A coroner has expressed “grave concerns” about the welfare of inmates at a prison where five men died in four months. Ruling on the death of Daryl Hargrave, who hanged himself at HMP Winchester the day after another prisoner took his own life, assistant coroner Karen Harrold said more had to be done to provide inmates at the prison with the care they needed. The inquest found that neglect had contributed to the death of Mr Hargrave, who had a history of mental health problems. After an unannounced visit in 2014, inspectors branded the prison “insufficiently safe”, with an ineffective approach to the prevention of bullying.
“All We Can Ask Is that Lessons Are Learned”
Daryl Hargrave was found hanged in his cell at HMP Winchester in July 2015, having been arrested six days before for his alleged involvement in a fight. An inquest into his death found that the prison’s failure to provide him with treatment for psychosis and the decision not to place him under constant supervision both contributed to his death.
After the inquest, Mr Hargrave’s mother Nicola said: “All we can ask is that lessons are learned and for the prison to get more resources and more training.”

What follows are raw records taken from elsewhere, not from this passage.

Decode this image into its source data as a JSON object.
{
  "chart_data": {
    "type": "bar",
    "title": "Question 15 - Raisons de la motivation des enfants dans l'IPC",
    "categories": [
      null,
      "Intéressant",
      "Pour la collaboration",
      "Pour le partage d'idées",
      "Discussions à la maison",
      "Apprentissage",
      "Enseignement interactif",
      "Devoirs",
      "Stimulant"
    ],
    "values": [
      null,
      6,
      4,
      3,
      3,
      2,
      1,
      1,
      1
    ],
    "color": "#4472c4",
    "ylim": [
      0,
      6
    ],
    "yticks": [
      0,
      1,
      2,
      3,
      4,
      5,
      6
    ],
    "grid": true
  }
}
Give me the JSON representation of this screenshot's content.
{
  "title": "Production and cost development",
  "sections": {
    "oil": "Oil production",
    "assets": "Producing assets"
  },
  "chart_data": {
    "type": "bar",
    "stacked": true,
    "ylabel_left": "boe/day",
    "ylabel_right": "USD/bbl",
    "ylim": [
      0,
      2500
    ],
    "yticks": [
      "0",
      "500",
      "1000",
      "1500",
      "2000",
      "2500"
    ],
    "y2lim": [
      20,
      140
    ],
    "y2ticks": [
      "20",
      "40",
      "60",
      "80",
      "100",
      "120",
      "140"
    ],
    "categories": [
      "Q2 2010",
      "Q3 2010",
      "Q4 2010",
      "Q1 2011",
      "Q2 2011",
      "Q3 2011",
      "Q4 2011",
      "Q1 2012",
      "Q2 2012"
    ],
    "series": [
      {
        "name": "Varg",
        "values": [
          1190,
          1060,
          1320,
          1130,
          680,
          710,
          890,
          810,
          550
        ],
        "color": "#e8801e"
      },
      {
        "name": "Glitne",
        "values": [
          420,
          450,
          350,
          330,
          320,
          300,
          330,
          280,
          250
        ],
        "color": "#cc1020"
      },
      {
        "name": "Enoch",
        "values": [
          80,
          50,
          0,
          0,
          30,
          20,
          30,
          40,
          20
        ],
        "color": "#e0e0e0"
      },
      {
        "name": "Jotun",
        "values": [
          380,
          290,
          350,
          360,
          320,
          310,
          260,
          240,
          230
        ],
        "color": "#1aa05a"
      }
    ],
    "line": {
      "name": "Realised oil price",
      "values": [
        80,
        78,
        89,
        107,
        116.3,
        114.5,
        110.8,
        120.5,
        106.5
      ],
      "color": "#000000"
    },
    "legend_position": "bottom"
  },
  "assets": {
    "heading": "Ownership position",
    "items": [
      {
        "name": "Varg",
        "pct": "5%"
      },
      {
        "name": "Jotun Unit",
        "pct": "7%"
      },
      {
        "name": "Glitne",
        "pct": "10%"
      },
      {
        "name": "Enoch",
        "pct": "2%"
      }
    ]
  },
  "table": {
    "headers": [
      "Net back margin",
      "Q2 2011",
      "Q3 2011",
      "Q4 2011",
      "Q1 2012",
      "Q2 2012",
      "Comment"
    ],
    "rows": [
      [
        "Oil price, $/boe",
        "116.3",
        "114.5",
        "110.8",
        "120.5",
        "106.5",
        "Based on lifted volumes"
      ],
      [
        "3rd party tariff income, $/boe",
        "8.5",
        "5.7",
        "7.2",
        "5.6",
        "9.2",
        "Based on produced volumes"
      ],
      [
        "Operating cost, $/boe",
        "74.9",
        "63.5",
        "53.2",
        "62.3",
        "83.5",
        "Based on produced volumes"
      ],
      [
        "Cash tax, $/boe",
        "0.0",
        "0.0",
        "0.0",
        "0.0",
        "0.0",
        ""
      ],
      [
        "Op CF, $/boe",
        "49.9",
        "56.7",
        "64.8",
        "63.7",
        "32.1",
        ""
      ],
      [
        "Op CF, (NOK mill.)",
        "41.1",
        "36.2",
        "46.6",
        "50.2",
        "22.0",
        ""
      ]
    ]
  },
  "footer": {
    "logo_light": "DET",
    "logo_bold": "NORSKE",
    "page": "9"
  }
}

She said her son had struggled with addictions, mental health issues and self-harm from a young age.
Central and North West London NHS Foundation Trust, which manages healthcare at the prison, has apologised for its failings and “the distress this process has caused the family”. The trust said improvements had been made, including teaching all clinical staff to use a defibrillator and directing every mental health referral to one point of contact.
Badly Let Down in Prison
Solicitors for Mr Hargrave’s family said he had exhibited clear signs of psychosis in the days before he died, and had told prison staff that he had “demons in his blood, telling him to harm himself”.
The day before he died, he cut himself and told a nurse he was ground down by voices in his head. The nurse said she had asked for him to be placed under constant observation. No observation cells were available, however, and he was moved to a healthcare cell, away from other inmates. One nurse told the inquest this was “the worst place to put someone who was suicidal, as it was out of sight, out of mind”.
Clair Hilder, representing Mr Hargrave’s family at the inquest, called the case “tragic”, adding that a vulnerable young man with severe mental health issues had been badly let down.
“Daryl’s death was the second that week at HMP Winchester and the governor told the jury that in 2015, only 41% of staff were adequately trained in suicide and self-harm prevention,” she said.
“While this has now increased to 61%, progress has been too slow as a result of resourcing issues and the governor has accepted that this is not good enough.”
The Ministry of Justice acknowledged “significant failings” in Mr Hargrave’s care, but insisted that the welfare of people in its custody was a “top priority”. It said a number of measures to better support offenders had been implemented.